Every day, Alyssa sat in the NICU, talking to her daughter through a porthole in the incubator. "I would open it up and wave to her, sing to her. I just started singing 'Ain't No Mountain High Enough.' My kids love that song."

She prayed, too: Give me the strength. Give her the strength. Give the doctors the strength. She's going to get through this. She's going to get through.

<< READ MORE: Saving MaKenna: Born 4 months early, an odyssey to survival

Alyssa had named MaKenna after watching a Discovery Channel program about a girl who'd survived a shark attack off Makena Beach, on Maui. In the NICU, nurses started calling the infant "Mighty MaKenna." They added beads to a bracelet for every milestone: when she came off the ventilator, when she was able to swallow the breast milk Alyssa diligently pumped.

Her skin became less fragile, her fingers less skeletal. "You could see the muscles forming in her arms and her calves," Alyssa says. "And I always noticed when her head got bigger." She held MaKenna for the first time when the baby was two months old; by then, she stretched from the tip of Alyssa's middle finger to the base of her wrist. Alyssa sat in a NICU rocker, holding MaKenna skin-to-skin, and cried.

"When I first came into the NICU, I didn't understand half the things they were saying," she recalls. "By the end, I knew how the monitors worked, how the incubator worked. It became second nature."
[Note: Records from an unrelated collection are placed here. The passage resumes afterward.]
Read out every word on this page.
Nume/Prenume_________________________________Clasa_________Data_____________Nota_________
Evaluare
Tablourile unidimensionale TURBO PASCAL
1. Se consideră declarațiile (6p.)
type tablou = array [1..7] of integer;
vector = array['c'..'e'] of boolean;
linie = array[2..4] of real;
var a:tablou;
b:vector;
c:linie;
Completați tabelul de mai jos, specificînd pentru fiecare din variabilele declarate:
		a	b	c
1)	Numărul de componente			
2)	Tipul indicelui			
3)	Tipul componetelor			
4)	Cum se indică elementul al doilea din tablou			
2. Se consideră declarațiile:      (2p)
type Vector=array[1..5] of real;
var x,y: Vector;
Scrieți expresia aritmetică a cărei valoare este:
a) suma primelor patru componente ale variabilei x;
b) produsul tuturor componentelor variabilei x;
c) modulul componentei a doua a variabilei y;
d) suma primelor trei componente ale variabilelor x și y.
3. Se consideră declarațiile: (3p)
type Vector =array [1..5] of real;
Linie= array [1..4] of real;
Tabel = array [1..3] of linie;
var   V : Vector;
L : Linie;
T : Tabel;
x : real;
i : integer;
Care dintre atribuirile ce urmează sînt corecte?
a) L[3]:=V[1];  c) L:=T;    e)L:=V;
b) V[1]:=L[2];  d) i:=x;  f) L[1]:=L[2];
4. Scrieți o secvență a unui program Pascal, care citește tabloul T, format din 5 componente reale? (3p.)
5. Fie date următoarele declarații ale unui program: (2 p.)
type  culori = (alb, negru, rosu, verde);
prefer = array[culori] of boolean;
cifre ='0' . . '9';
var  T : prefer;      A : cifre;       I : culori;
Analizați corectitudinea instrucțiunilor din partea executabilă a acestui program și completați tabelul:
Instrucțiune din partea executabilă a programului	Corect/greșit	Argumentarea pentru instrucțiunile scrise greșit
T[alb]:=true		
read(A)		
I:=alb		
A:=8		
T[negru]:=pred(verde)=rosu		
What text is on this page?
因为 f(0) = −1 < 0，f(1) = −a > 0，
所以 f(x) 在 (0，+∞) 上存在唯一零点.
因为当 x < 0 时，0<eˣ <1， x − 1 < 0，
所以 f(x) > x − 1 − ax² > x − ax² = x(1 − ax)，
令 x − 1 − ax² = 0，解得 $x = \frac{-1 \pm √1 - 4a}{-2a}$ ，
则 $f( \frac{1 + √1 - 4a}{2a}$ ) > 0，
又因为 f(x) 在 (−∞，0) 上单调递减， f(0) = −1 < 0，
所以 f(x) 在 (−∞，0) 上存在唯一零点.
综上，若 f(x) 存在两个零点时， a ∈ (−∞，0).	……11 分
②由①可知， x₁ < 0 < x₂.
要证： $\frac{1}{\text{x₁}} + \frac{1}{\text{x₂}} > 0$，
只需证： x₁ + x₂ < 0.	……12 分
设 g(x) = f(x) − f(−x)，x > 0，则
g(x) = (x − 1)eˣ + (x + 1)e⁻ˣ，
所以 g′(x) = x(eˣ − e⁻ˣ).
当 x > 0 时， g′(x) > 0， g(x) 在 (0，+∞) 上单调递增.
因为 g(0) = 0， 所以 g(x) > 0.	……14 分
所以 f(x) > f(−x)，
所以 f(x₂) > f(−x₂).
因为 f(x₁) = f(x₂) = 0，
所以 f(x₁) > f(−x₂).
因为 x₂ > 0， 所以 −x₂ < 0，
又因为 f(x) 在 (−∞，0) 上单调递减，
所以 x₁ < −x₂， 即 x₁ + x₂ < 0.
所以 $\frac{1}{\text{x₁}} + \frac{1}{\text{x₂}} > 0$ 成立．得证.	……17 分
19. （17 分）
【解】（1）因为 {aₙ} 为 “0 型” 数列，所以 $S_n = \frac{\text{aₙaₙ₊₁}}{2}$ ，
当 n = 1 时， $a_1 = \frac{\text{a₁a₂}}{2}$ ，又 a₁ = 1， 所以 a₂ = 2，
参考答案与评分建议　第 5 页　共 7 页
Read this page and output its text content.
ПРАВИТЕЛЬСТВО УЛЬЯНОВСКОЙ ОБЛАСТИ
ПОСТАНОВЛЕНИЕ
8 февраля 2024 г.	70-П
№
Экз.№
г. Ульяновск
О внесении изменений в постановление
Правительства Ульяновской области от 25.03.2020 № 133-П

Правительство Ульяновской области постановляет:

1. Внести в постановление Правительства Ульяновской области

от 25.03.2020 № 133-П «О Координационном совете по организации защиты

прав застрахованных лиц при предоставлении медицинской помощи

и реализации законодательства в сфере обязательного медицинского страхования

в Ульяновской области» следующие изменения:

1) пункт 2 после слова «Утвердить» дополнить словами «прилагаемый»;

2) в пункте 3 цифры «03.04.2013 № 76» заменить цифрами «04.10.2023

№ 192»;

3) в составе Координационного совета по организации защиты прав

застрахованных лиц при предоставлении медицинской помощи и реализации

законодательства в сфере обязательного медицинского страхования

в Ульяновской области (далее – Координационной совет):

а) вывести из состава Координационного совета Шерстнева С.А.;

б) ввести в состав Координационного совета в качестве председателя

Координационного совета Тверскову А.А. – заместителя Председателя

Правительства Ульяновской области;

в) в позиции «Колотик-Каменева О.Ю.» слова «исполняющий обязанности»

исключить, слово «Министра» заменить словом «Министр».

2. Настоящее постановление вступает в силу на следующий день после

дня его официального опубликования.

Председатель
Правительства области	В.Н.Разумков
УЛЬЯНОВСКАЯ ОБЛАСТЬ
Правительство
She cried again, along with members of MaKenna's care team, when they finally left the hospital July 3. Hakeem beamed as he pushed the stroller. The staff had made a bouquet of 113 pink and white carnations, one for each day MaKenna spent in the NICU, a journey chronicled in an Aug. 19 story in the Inquirer. Everyone hugged everyone. Alyssa pocketed the milestone-bead bracelet, a series of minuscule footprints.

Then she took MaKenna home, unwound her oxygen tubes, and did the thing she'd been longing to do for nearly four months: She lay down on the bed and cuddled her daughter close.